Karp świątecznym rarytasem ?
Świąteczne oferty już się pojawiają, niebawem usłyszymy kolędy w supermarketach, a z karpiem w galarecie może być problem. W tym roku będzie ich mniej niż zwykle. Odłowy trwają, a każda sztuka jest na wagę złota. Handel zapowiada, że kilogram tej ryby będzie kosztował 13 zł. Na wigilijny stół w wielu rodzinach trafi więc o połowę tańsza chińska panga.
W ubiegłym roku było źle, w tym roku będzie jeszcze gorzej. Pogoda nie dopisała i karpie... nie urosły. Długa i zimna wiosna, krótkie bo zakończone w lipcu lato nie sprzyjały intensywnemu żerowaniu ryb, a mały apetyt przekłada się na słabe przyrosty masy ich ciała.
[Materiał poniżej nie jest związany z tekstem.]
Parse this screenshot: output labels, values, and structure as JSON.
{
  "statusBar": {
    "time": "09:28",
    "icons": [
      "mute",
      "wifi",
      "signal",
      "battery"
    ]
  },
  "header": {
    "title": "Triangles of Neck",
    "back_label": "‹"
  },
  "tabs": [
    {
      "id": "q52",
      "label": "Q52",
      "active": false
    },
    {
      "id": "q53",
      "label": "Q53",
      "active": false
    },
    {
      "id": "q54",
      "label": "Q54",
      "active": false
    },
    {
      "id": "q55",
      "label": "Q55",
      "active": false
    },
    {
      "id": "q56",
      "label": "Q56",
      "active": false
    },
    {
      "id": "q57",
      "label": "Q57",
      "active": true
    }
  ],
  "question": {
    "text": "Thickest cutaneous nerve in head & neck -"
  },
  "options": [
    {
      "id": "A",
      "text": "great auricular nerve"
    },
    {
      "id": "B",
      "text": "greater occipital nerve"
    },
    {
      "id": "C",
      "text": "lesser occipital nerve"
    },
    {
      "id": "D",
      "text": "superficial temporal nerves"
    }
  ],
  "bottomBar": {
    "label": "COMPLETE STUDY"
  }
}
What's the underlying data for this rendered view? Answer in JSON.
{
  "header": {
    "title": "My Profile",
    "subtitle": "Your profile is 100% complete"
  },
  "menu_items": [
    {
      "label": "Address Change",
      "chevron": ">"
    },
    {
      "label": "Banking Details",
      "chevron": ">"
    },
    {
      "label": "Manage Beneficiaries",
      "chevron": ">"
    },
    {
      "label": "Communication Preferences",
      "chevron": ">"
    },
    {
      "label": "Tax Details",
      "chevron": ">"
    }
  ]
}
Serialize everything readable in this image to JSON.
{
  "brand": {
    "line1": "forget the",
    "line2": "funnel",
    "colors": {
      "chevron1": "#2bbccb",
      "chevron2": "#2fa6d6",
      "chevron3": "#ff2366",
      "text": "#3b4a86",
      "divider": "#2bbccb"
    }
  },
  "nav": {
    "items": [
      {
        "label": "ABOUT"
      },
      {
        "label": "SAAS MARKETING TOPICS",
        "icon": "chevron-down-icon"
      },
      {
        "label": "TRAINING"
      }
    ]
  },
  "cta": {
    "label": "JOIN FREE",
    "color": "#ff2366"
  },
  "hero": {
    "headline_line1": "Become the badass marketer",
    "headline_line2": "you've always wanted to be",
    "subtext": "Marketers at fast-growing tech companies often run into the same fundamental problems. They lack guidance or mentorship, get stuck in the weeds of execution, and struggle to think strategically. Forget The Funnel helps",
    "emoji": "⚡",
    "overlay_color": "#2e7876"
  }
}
Niskie temperatury powietrza to także niższa temperatura wody. Sprzyjało to wyższej niż zwykle zachorowalności ryb na choroby grzybicze. W wielu miejscach powodzie zabrały ze stawów wszystko co w nich żyło, tak że nie ma czego w tym roku odławiać. Według szacunków, tegoroczna podaż karpia będzie o ok. 15 proc. mniejsza niż w latach minionych.
Swój udział mają też kormorany – zmora właścicieli stawów. Jak twierdzą, jeden ptak zjada dziennie nawet pół kilograma ryb. Ponieważ są pod całkowitą ochroną jest ich mnóstwo. Płytkie i zagęszczone rybą stawy hodowlane, to dla nich przysłowiowe ELDORADO. Powodują w nich olbrzymie straty niszcząc materiał obsadowy, czyli tę rybę, która jako handlowa trafia do sprzedaży dopiero po roku, lub dwóch od rozpoczęcia chowu.
Mimo wszystko Polska jest największym europejskim producentem karpi. Rocznie z naszych stawów odławianych jest ponad 16 tys. ton tych ryb. Aż 90 proc. sprzedawanych w okresie przedświątecznym. W pozostałych miesiącach Polak za karpiem nie przepada.